Neural Language Modeling from Scratch(ofir.io)

97 points by ofirpress 8 years ago | 10 comments

hacker_9 8 years ago |

"In recent months, we’ve seen further improvements to the state of the art in RNN language modeling. The current state of the art results are held by two recent papers by Melis et al. and Merity et al.. These models make use of most, if not all, of the methods shown above, and extend them by using better optimizations techniques, new regularization methods, and by finding better hyperparameters for existing models. Some of these methods will be presented in part two of this guide."

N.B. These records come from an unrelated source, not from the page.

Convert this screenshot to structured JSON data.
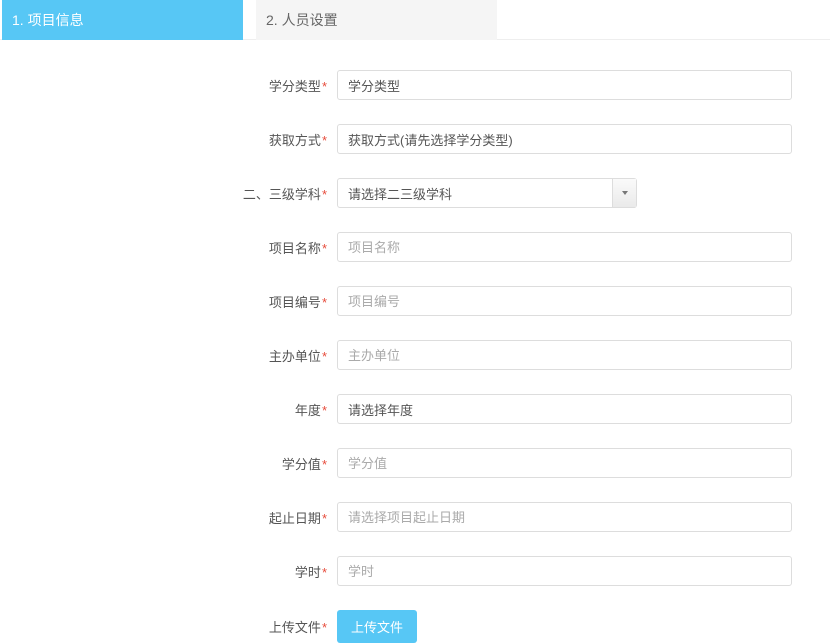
{
  "tabs": [
    {
      "label": "1. 项目信息",
      "active": true
    },
    {
      "label": "2. 人员设置",
      "active": false
    }
  ],
  "form": {
    "creditType": {
      "label": "学分类型",
      "value": "学分类型"
    },
    "obtainMethod": {
      "label": "获取方式",
      "value": "获取方式(请先选择学分类型)"
    },
    "subject": {
      "label": "二、三级学科",
      "value": "请选择二三级学科"
    },
    "projectName": {
      "label": "项目名称",
      "placeholder": "项目名称"
    },
    "projectNo": {
      "label": "项目编号",
      "placeholder": "项目编号"
    },
    "hostUnit": {
      "label": "主办单位",
      "placeholder": "主办单位"
    },
    "year": {
      "label": "年度",
      "value": "请选择年度"
    },
    "creditValue": {
      "label": "学分值",
      "placeholder": "学分值"
    },
    "dateRange": {
      "label": "起止日期",
      "placeholder": "请选择项目起止日期"
    },
    "classHour": {
      "label": "学时",
      "placeholder": "学时"
    },
    "upload": {
      "label": "上传文件",
      "button": "上传文件"
    }
  }
}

Am I right in saying that the recently publicised Google Transformer [1] Neural Network is actually the state of the art now, over RNNs?

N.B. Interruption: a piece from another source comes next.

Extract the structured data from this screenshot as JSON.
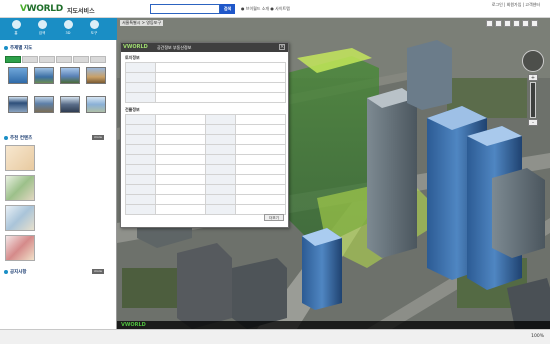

[1] https://research.googleblog.com/2017/08/transformer-novel-ne...

yorwba 8 years ago | |

The Transformer network is solving a different problem: translating a given sentence into another with the same meaning.

The problem discussed here is about completing the next word in a partial sentence, where AFAIK some variety of RNN is still best. It might be possible to adapt the Transformer architecture to that task, but that would make it a different model.

technomalogical 8 years ago |

Misread this, I thought this was Neural Language Modeling in Scratch, the visual programming language.

tw1010 8 years ago |

Whenever I see stuff like this I think; why RNNs, why not just multivariate polynomials? Every property you want from an RNN you can get from polynomials, except polynomials are significantly more exhaustively studied. Want certain invariants to be guaranteed? You got it! Just look up any undergraduate textbook on algebraic geometry. I'm glad that Yann Lecun went against the established paradigm of creating image filters manually. But why stop there. Let's go beyond the constraint of using only the mathematics commonly taught in engineering schools. Let's take some inspiration from other departments. Cross pollination is the key to revolutionary jumps in innovation.

yorwba 8 years ago | |

Two reasons multivariate polynomials are not commonly used in machine learning:

1. The number of parameters grows as (number of variables)^(degree of polynomial), which is highly inefficient. You could assume that the polynomial is a linear combination of easily factored ones, but that's equivalent to a neural network with one logarithmic-activation layer and one exponential-activation layer, followed by a linear layer. And most multivariate-polynomial theory probably hasn't focused on this special case.

2. To handle potentially unbounded sequences you'll have to use your multivariate polynomial in some kind of iterative/recursive scheme. That's what an RNN is. You could build an RNN out of multivariate polynomials. It probably won't work very well, because accumulating error will put you in an area of fast divergence. LSTMs use addition with a bounded function to avoid this.

tw1010 8 years ago | | |

The growth issue is only really a problem if assume you're picking your polynomials from R[x,y,...]. But there are other choices that would be more appropriate. Often you want the model to be invariant to rotation (e.g. if you're doing computer vision), in which case you'd use R[x,y,...]^G, where G is the group of rotations.

yosyp 8 years ago | |

Could you recommend further reading about multivariate polynomials and their applications to problems of this type?